There was a long-standing debate about the cause of the expansion of ‘Oxygen Minimum Zones’ also known as ‘Dead Zones’ in the oceans. A recent study has linked the Dead Zones in North Pacific to past ocean warming. The study revealed a link between sudden ocean warming at the end of the last ice age and the advent of oxygen deficient or hypoxic condition leading to vast marine dead zones. The study conclusively links the warming of the surface and dead zones at great depths.

Candace Major, a program director in NSF’s Division of Ocean Sciences, said that it finally rests a long-standing debate about the existence of vast regions of oxygen deficient regions in the oceans known as dead zones.

The study also reveals that the response time between warming and dead zone expansion is very fast.

Large-scale warming events happened 14,700 years ago and again 11,500 years ago. The event happened rapidly and triggered rapid depletion of oxygen in the North Pacific.

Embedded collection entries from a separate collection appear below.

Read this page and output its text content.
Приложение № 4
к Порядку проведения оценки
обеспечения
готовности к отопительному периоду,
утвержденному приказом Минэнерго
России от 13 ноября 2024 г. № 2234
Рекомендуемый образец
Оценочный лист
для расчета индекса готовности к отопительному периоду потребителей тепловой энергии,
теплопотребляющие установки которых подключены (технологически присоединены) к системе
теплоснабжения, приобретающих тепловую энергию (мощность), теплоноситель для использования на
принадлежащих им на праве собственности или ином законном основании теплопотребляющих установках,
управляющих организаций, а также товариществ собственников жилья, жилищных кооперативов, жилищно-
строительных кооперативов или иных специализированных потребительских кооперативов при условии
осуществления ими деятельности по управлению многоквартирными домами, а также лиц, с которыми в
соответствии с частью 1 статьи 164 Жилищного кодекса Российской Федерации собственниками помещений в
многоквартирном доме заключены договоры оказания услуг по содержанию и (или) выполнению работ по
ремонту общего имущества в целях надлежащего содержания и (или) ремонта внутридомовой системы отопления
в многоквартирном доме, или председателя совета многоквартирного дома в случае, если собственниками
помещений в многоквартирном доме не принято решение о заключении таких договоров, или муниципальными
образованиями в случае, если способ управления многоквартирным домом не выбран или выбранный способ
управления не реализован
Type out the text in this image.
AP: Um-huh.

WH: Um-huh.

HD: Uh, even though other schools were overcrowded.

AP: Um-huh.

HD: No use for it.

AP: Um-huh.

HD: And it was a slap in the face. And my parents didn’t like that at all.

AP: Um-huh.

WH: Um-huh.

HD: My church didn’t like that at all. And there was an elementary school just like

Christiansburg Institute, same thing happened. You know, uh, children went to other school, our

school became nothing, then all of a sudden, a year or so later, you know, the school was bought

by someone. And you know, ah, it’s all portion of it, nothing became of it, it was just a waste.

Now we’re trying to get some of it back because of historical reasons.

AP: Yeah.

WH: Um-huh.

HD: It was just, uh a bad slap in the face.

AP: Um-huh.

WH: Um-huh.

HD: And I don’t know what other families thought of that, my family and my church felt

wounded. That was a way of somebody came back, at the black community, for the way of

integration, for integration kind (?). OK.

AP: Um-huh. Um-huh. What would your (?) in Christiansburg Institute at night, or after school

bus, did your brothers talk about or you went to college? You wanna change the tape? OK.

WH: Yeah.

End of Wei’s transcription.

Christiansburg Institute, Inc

The study has once again raised the fear that with the global temperatures rising, it will once again trigger an expansion of low-oxygen areas in the world.

In recent times, anomalous warmth has been detected in the North Eastern Pacific Ocean and the Bering Sea, which if sustained can lead to the large sections of ocean becoming deficient in oxygen and leading to the bigger formation of Dead Zones.

The latest study has established a distinct link between two historical incidences of abrupt ocean warming that brought to an end the last ice age. It leads to an increase of marine plankton sinking to the sea floor and lead to a sudden onset of hypoxia or oxygen deficit conditions.

The study was funded by the National Science Foundation and was published in the latest edition of journal Nature.